The ejection last month of Rami Makhlouf from the regime’s inner circle is a sign that the turmoil in the streets is riling the elite. As the cousin of President Bashar al-Assad, Makhlouf was launched from relative poverty and obscurity to extreme wealth and national infamy, beginning his ascendency as Assad begun his preparations to assume the presidency in the late nineties.
Makhlouf, a billionaire, was at one point reputed to control 60 percent of the Syrian economy through a massive web of investments in telecommunications, construction, tourism and other sectors. On June 16 — shortly after the US had placed his holding company, Souria Holding, under sanction and he had sold out his most lucrative venture, Syria Duty Free, to a Kuwaiti consortium — Makhlouf announced he was resigning from business, selling his interests in Syrian mobile and internet provider Syriatel, and donating the profits of his investment to charity; he then left the country with his family.

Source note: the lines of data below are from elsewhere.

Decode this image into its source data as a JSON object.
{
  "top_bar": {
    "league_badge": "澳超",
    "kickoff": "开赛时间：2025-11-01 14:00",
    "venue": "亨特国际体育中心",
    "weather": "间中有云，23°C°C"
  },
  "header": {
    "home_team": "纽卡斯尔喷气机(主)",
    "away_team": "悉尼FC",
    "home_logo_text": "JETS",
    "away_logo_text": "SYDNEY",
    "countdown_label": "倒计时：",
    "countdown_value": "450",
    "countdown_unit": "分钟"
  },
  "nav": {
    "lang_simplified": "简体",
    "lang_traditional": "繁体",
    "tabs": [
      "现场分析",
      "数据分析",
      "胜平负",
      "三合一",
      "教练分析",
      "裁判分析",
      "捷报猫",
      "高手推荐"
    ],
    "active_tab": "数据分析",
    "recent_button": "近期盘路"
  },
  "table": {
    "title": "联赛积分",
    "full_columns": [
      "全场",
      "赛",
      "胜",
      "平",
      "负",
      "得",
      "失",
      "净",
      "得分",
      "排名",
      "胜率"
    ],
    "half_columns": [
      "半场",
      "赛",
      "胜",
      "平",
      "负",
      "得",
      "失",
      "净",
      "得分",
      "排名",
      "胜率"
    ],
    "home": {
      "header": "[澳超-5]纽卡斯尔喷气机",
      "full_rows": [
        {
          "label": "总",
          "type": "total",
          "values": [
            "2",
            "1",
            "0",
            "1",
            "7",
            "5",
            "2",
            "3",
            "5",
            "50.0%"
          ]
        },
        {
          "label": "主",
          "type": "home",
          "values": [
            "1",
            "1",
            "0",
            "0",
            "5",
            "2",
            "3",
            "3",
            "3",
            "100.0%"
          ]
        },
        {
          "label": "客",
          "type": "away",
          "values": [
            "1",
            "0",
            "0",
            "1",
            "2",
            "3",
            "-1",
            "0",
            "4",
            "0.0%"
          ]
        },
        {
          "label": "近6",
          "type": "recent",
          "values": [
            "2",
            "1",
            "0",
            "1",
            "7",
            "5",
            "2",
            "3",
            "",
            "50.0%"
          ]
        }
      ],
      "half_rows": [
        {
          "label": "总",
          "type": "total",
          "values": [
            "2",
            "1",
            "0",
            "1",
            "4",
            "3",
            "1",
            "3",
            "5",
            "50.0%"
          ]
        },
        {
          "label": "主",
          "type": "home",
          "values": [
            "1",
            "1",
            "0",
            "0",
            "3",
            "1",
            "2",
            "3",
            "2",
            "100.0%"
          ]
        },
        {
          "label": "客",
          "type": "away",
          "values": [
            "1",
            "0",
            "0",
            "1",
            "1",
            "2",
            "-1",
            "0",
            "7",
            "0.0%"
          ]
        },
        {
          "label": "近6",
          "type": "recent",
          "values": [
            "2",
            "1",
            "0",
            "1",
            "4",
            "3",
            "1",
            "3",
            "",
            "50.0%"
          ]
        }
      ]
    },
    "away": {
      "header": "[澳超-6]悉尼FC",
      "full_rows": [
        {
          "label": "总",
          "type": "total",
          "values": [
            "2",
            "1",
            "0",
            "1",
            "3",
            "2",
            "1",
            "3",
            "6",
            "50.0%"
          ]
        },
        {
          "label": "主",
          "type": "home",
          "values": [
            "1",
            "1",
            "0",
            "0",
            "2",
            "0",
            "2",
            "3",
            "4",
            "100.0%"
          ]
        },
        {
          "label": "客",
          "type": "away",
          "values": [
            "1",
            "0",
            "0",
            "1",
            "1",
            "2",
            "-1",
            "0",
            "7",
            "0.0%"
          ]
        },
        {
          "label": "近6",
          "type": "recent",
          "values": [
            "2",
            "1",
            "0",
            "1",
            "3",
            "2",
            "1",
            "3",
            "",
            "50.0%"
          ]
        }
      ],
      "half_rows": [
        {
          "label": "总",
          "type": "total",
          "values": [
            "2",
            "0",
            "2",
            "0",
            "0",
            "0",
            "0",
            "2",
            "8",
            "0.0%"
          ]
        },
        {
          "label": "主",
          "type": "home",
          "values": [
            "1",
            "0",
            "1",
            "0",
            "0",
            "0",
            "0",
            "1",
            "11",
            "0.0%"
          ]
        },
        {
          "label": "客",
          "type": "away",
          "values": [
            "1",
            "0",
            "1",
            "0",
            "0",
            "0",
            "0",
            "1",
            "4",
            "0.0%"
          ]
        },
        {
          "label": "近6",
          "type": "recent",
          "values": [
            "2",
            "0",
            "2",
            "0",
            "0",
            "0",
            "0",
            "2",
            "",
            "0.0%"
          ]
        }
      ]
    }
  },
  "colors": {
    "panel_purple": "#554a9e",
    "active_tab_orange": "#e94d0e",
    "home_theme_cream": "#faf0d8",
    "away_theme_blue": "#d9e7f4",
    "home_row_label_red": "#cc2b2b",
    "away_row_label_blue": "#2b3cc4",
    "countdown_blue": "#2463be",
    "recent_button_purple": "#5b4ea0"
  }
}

While Makhlouf, widely reviled as the epitome of corruption within the Syrian regime, may have been sacrificed in an attempt to appease popular sentiment, his ilk remain of paramount importance to the Assad family’s rule. The president’s sway in the street has eroded with the growing waves of protest around the country, but he has largely maintained his support among the wealthy businessmen and merchant classes in Damascus, and the industrialists of Aleppo — a crucial pillar of his power base.
However, as the economy languishes, businesses close and fortunes evaporate, so too will this support.